In 1881 Cleveland, Ohio, USA was a major industrial center and home to a fledgling company run by Harrison T. Chandler and William H. Price. Like other printing equipment makers of the day, the Chandler & Price ‘old series’ letterpress was based on the Gordon Jobber design whose patent had expired. Unlike the others though, a C&P press was truly built to last. It became the pressman’s favorite and the 3/4 ton beauties were soon found in print shops across the nation.
With most of their competition eliminated, the improved C&P New Series letterpress range was introduced in 1911. For the next 50 years, society and business was fueled by literature produced on C&P machines. By the mid 20th Century, with the rise of offset lithography, letterpress printing became a thing of the past. Chandler & Price made their last press and closed in 1964.
Computer imaging transformed the graphic arts industry even further beyond recognition from the 1970s through the new millennium.
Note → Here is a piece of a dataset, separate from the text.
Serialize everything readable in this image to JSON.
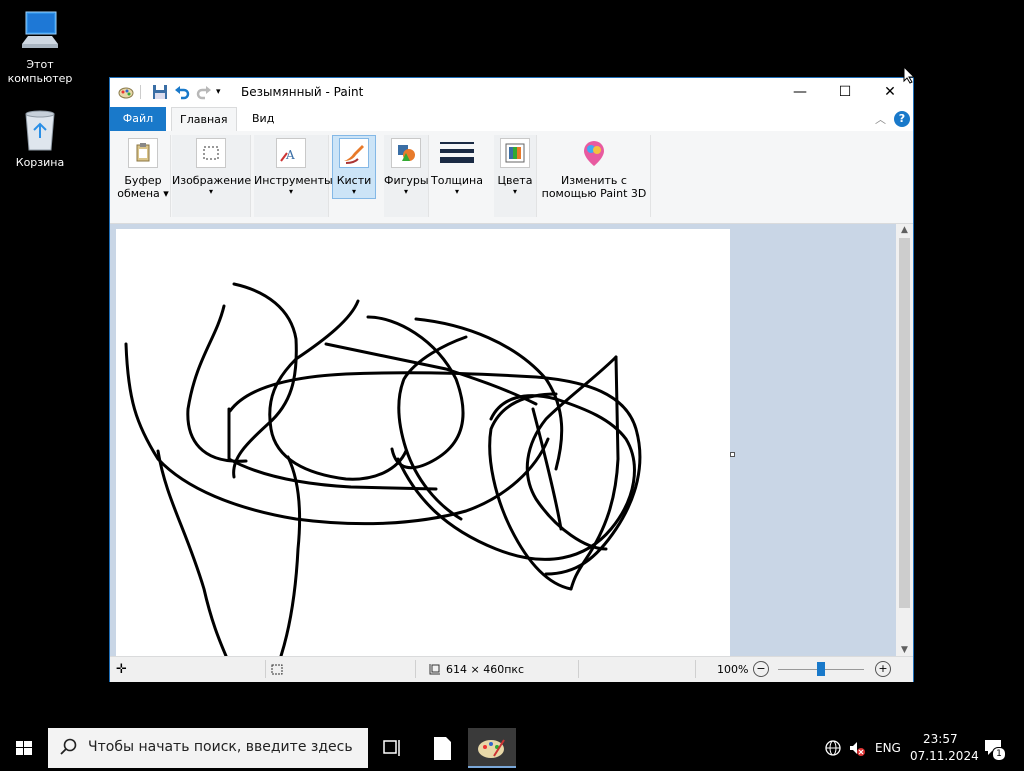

Some letterpress machines were kept in operation by a handful of traditional craftsmen. Commercial printers also used them for scoring, perforating, numbering and die-cutting. Most presses that were not sold for scrap sat unused collecting rust and dust caused by the new digital era.
Today, a revival is taking place. With sturdy trucks and sturdier backs letterpress machines of all descriptions are being salvaged, saved and restored by hardcore creative individuals everywhere.